When you have a long list and want to create permutations that match the length of a shorter list, you're essentially creating partial permutations or k-permutations.

The Problem

Given:

  • Long list: [A, B, C, D, E] (5 items)
  • Short list: [X, Y] (2 items)

You want permutations of the long list with length 2.

Python Solutions

1: Using itertools.permutations()

from itertools import permutations

long_list = ['A', 'B', 'C', 'D', 'E']
short_list = ['X', 'Y']

result = list(permutations(long_list, len(short_list)))
print(result[:5])  # First 5 results

Output:
[('A', 'B'), ('A', 'C'), ('A', 'D'), ('A', 'E'), ('B', 'A')]

2: Manual approach with nested loops

long_list = ['red', 'blue', 'green', 'yellow']
short_list = ['item1', 'item2', 'item3']

result = []
for i in range(len(long_list)):
    for j in range(len(long_list)):
        for k in range(len(long_list)):
            if i != j != k != i:  # Ensure no duplicates
                result.append((long_list[i], long_list[j], long_list[k]))
                if len(result) >= 10:  # Limit for demo
                    break
        if len(result) >= 10:
            break
    if len(result) >= 10:
        break

print(result)
[('red', 'blue', 'green'), ('red', 'blue', 'yellow'), ('red', 'green', 'blue'), ('red', 'green', 'yellow'), ('red', 'yellow', 'blue'), ('red', 'yellow', 'green'), ('blue', 'red', 'green'), ('blue', 'red', 'yellow'), ('blue', 'green', 'red'), ('blue', 'green', 'yellow')]

Real-World Examples

1: Team Selection

from itertools import permutations

players = ['Alice', 'Bob', 'Charlie', 'Diana', 'Eve']
positions = ['Captain', 'Vice-Captain']  # 2 positions to fill

team_combinations = list(permutations(players, len(positions)))
print(f"Possible leadership teams: {len(team_combinations)}")
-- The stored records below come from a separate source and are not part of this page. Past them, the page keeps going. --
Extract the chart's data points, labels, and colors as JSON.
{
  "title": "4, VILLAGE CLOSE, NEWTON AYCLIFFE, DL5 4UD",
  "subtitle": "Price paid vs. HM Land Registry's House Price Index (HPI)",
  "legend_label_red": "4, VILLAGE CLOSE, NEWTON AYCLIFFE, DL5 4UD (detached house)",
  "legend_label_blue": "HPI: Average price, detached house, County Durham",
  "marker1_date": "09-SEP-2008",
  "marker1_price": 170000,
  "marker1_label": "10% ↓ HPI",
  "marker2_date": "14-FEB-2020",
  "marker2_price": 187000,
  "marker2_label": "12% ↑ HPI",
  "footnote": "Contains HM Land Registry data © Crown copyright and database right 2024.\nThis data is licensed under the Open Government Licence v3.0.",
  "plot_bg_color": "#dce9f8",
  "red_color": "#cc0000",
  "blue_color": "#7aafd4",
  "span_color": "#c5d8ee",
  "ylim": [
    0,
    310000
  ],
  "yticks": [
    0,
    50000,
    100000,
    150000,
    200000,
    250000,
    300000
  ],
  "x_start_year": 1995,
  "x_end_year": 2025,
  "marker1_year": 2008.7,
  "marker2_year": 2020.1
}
Output is 20 combinations (5×4):

[('Alice', 'Bob'),
 ('Alice', 'Charlie'),
 ('Alice', 'Diana'),
 ('Alice', 'Eve'),
 ('Bob', 'Alice'),
 ('Bob', 'Charlie'),

2: Color Combinations

colors = ['red', 'blue', 'green', 'yellow', 'purple']
design_slots = ['primary', 'secondary', 'accent']  # 3 slots

color_schemes = list(permutations(colors, len(design_slots)))
print(f"Total color schemes: {len(color_schemes)}")

Output: 60 combinations (5×4×3)

[('red', 'blue', 'green'),
 ('red', 'blue', 'yellow'),
 ('red', 'blue', 'purple'),
 ('red', 'green', 'blue'),
 ('red', 'green', 'yellow'),
 ('red', 'green', 'purple'),
 ('red', 'yellow', 'blue'),

Key Points

  • Formula: For n items choosing k positions = n!/(n-k)!
  • Order matters: (A,B) ≠ (B,A)
  • No repetition: Each item used only once per permutation
  • Memory warning: Large lists create many combinations quickly

Quick Reference

# Get k-length permutations from n-length list
from itertools import permutations
result = list(permutations(long_list, len(short_list)))

This approach works for any scenario where you need ordered selections from a larger set matching a target length.